PI(3)K/Akt pathway in the regulation of muscle hypertrophy. In response

to IGF-1, Akt activates downstream effectors, mTOR and p70S6K to

stimulate protein synthesis thereby increasing the cytoplasmic

compartment in muscle fibers. Tsc2 was also identified as a novel Akt

target, whose phosphorylation and inactivation by Akt may lead to an

increase in cell size. The mechanisms by which myostatin functions in

muscle wasting was recently explored using in-vitro assays of

myogenesis.

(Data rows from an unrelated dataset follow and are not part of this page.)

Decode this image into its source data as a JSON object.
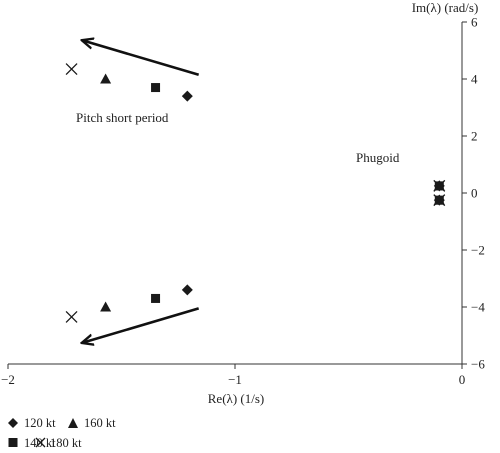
{
  "chart_data": {
    "type": "scatter",
    "xlabel": "Re(λ) (1/s)",
    "ylabel": "Im(λ) (rad/s)",
    "xlim": [
      -2,
      0
    ],
    "ylim": [
      -6,
      6
    ],
    "x_ticks": [
      -2,
      -1,
      0
    ],
    "x_tick_labels": [
      "−2",
      "−1",
      "0"
    ],
    "y_ticks": [
      6,
      4,
      2,
      0,
      -2,
      -4,
      -6
    ],
    "y_tick_labels": [
      "6",
      "4",
      "2",
      "0",
      "−2",
      "−4",
      "−6"
    ],
    "grid": false,
    "legend_position": "bottom-left",
    "annotations": [
      {
        "text": "Pitch short period"
      },
      {
        "text": "Phugoid"
      }
    ],
    "series": [
      {
        "name": "120 kt",
        "marker": "diamond",
        "color": "#1a1a1a",
        "points": [
          {
            "x": -1.21,
            "y": 3.4
          },
          {
            "x": -1.21,
            "y": -3.4
          },
          {
            "x": -0.1,
            "y": 0.25
          },
          {
            "x": -0.1,
            "y": -0.25
          }
        ]
      },
      {
        "name": "140 kt",
        "marker": "square",
        "color": "#1a1a1a",
        "points": [
          {
            "x": -1.35,
            "y": 3.7
          },
          {
            "x": -1.35,
            "y": -3.7
          },
          {
            "x": -0.1,
            "y": 0.25
          },
          {
            "x": -0.1,
            "y": -0.25
          }
        ]
      },
      {
        "name": "160 kt",
        "marker": "triangle",
        "color": "#1a1a1a",
        "points": [
          {
            "x": -1.57,
            "y": 4.0
          },
          {
            "x": -1.57,
            "y": -4.0
          },
          {
            "x": -0.1,
            "y": 0.25
          },
          {
            "x": -0.1,
            "y": -0.25
          }
        ]
      },
      {
        "name": "180 kt",
        "marker": "x",
        "color": "#1a1a1a",
        "points": [
          {
            "x": -1.72,
            "y": 4.35
          },
          {
            "x": -1.72,
            "y": -4.35
          },
          {
            "x": -0.1,
            "y": 0.25
          },
          {
            "x": -0.1,
            "y": -0.25
          }
        ]
      }
    ],
    "arrows": [
      {
        "x1": -1.16,
        "y1": 4.15,
        "x2": -1.67,
        "y2": 5.35
      },
      {
        "x1": -1.16,
        "y1": -4.05,
        "x2": -1.67,
        "y2": -5.25
      }
    ]
  }
}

Myostatin was found to repress myogenesis by inhibiting the

synthesis and activity of MyoD. Paradoxically, myostatin expression is

itself regulated by MyoD binding to the myostatin promoter. The

NF-kappaB transcription factor also functions as a negative regulator of

myogenesis by inhibiting MyoD. Chronic activation of NF-kappaB has been

associated with muscle wasting, but the mechanisms by which this

regulation occurs remain for the most part unknown.

SUMMARY: Recent cell culture and animal studies have provided insight on

the mechanisms by which Akt, myostatin, and NF-kappaB signaling pathways

regulate muscle size. Clinical intervention to boost Akt signaling or

modulate myostatin and NF-kappaB activities may prove useful in diseases

associated with chronic muscle wasting.